That article will likely be dismissed by many Americans as left-wing moralizing, even by those who remember that the British public was overwhelmingly against the invasion of Iraq. But if you pay a little more attention, it's actually a pragmatic recognition of several issues that Americans do not want to deal with.
The first is that terrorism, or more correctly violence, does work. Indeed, for minorities or other effectively powerless people, it is almost always the only practical option. No-one in Britain is under any illusion that their parliament suddenly started to care about the catholics of Northern Ireland: they know that bombs made their politicians sit down with the IRA. Here in the US, you could try to argue that Martin Luther King made peaceful progress, but how much progress would have been made without the revulsion to the violence turned against colored Americans because of the activities of his and other civil rights movements.

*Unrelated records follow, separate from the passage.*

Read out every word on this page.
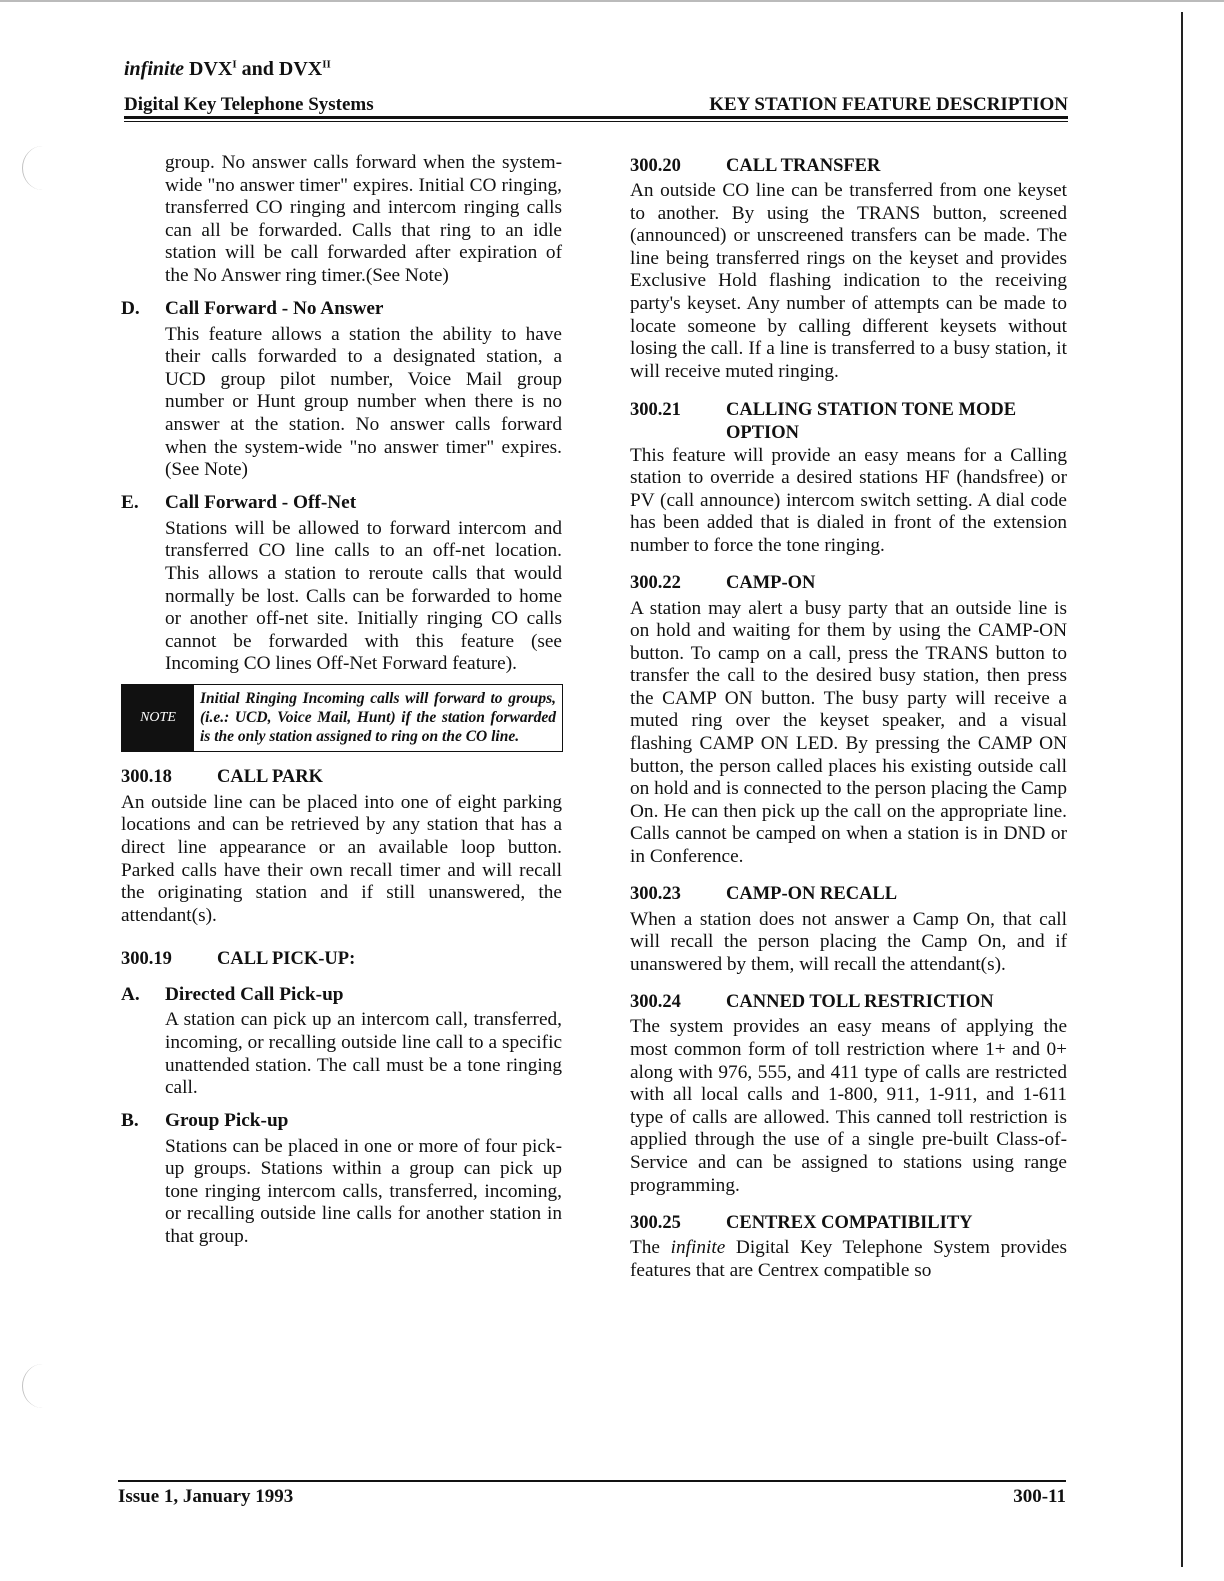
infinite $DVX^I$ and $DVX^{II}$
Digital Key Telephone Systems	KEY STATION FEATURE DESCRIPTION

group. No answer calls forward when the system-wide "no answer timer" expires. Initial CO ringing, transferred CO ringing and intercom ringing calls can all be forwarded. Calls that ring to an idle station will be call forwarded after expiration of the No Answer ring timer.(See Note)

D.	Call Forward - No Answer

This feature allows a station the ability to have their calls forwarded to a designated station, a UCD group pilot number, Voice Mail group number or Hunt group number when there is no answer at the station. No answer calls forward when the system-wide "no answer timer" expires. (See Note)

E.	Call Forward - Off-Net

Stations will be allowed to forward intercom and transferred CO line calls to an off-net location. This allows a station to reroute calls that would normally be lost. Calls can be forwarded to home or another off-net site. Initially ringing CO calls cannot be forwarded with this feature (see Incoming CO lines Off-Net Forward feature).

NOTE
Initial Ringing Incoming calls will forward to groups, (i.e.: UCD, Voice Mail, Hunt) if the station forwarded is the only station assigned to ring on the CO line.
300.18	CALL PARK

An outside line can be placed into one of eight parking locations and can be retrieved by any station that has a direct line appearance or an available loop button. Parked calls have their own recall timer and will recall the originating station and if still unanswered, the attendant(s).

300.19	CALL PICK-UP:
A.	Directed Call Pick-up

A station can pick up an intercom call, transferred, incoming, or recalling outside line call to a specific unattended station. The call must be a tone ringing call.

B.	Group Pick-up

Stations can be placed in one or more of four pick-up groups. Stations within a group can pick up tone ringing intercom calls, transferred, incoming, or recalling outside line calls for another station in that group.

300.20	CALL TRANSFER

An outside CO line can be transferred from one keyset to another. By using the TRANS button, screened (announced) or unscreened transfers can be made. The line being transferred rings on the keyset and provides Exclusive Hold flashing indication to the receiving party's keyset. Any number of attempts can be made to locate someone by calling different keysets without losing the call. If a line is transferred to a busy station, it will receive muted ringing.

300.21	CALLING STATION TONE MODE OPTION

This feature will provide an easy means for a Calling station to override a desired stations HF (handsfree) or PV (call announce) intercom switch setting. A dial code has been added that is dialed in front of the extension number to force the tone ringing.

300.22	CAMP-ON

A station may alert a busy party that an outside line is on hold and waiting for them by using the CAMP-ON button. To camp on a call, press the TRANS button to transfer the call to the desired busy station, then press the CAMP ON button. The busy party will receive a muted ring over the keyset speaker, and a visual flashing CAMP ON LED. By pressing the CAMP ON button, the person called places his existing outside call on hold and is connected to the person placing the Camp On. He can then pick up the call on the appropriate line. Calls cannot be camped on when a station is in DND or in Conference.

300.23	CAMP-ON RECALL

When a station does not answer a Camp On, that call will recall the person placing the Camp On, and if unanswered by them, will recall the attendant(s).

300.24	CANNED TOLL RESTRICTION

The system provides an easy means of applying the most common form of toll restriction where 1+ and 0+ along with 976, 555, and 411 type of calls are restricted with all local calls and 1-800, 911, 1-911, and 1-611 type of calls are allowed. This canned toll restriction is applied through the use of a single pre-built Class-of-Service and can be assigned to stations using range programming.

300.25	CENTREX COMPATIBILITY

The infinite Digital Key Telephone System provides features that are Centrex compatible so

Issue 1, January 1993	300-11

The other piece of political rhetoric most people in Britain do not buy into, is the promise that terrorists will be punished. Certainly some will die and some will be imprisoned, but those who stay the course will be pardoned and handed back normal lives. Some will even be feted. Brits know this from their experience with both the IRA and 50 years earlier, with Israel. Come to that, if Americans were better informed, they would recognize how easily their own government is willing to forgive or at least forget. Check out:
http://www.mideastweb.org/lavon.htm (btw earlier this year it went almost unnoticed in the media here that the Israeli president honored the 3 surviving members of the Lavon Affair) and
http://www.ussliberty.org/
Politicians initially address their electorates with stirring words, knowing at this point that most people want reassurance and the promise of revenge. But there isn't an experienced politician on the planet who doesn't know full well that ultimately both national pride and moral arguments are completely irrelevant. if violent opponents show sufficient resolve, striking often enough and with sufficient impact to energize a normally complacent public, they will eventually win. Summed up, the Guardian article does no more than imply an awareness of that reality and state more bluntly the other obvious truth: namely that in the real world, actions do cause reactions.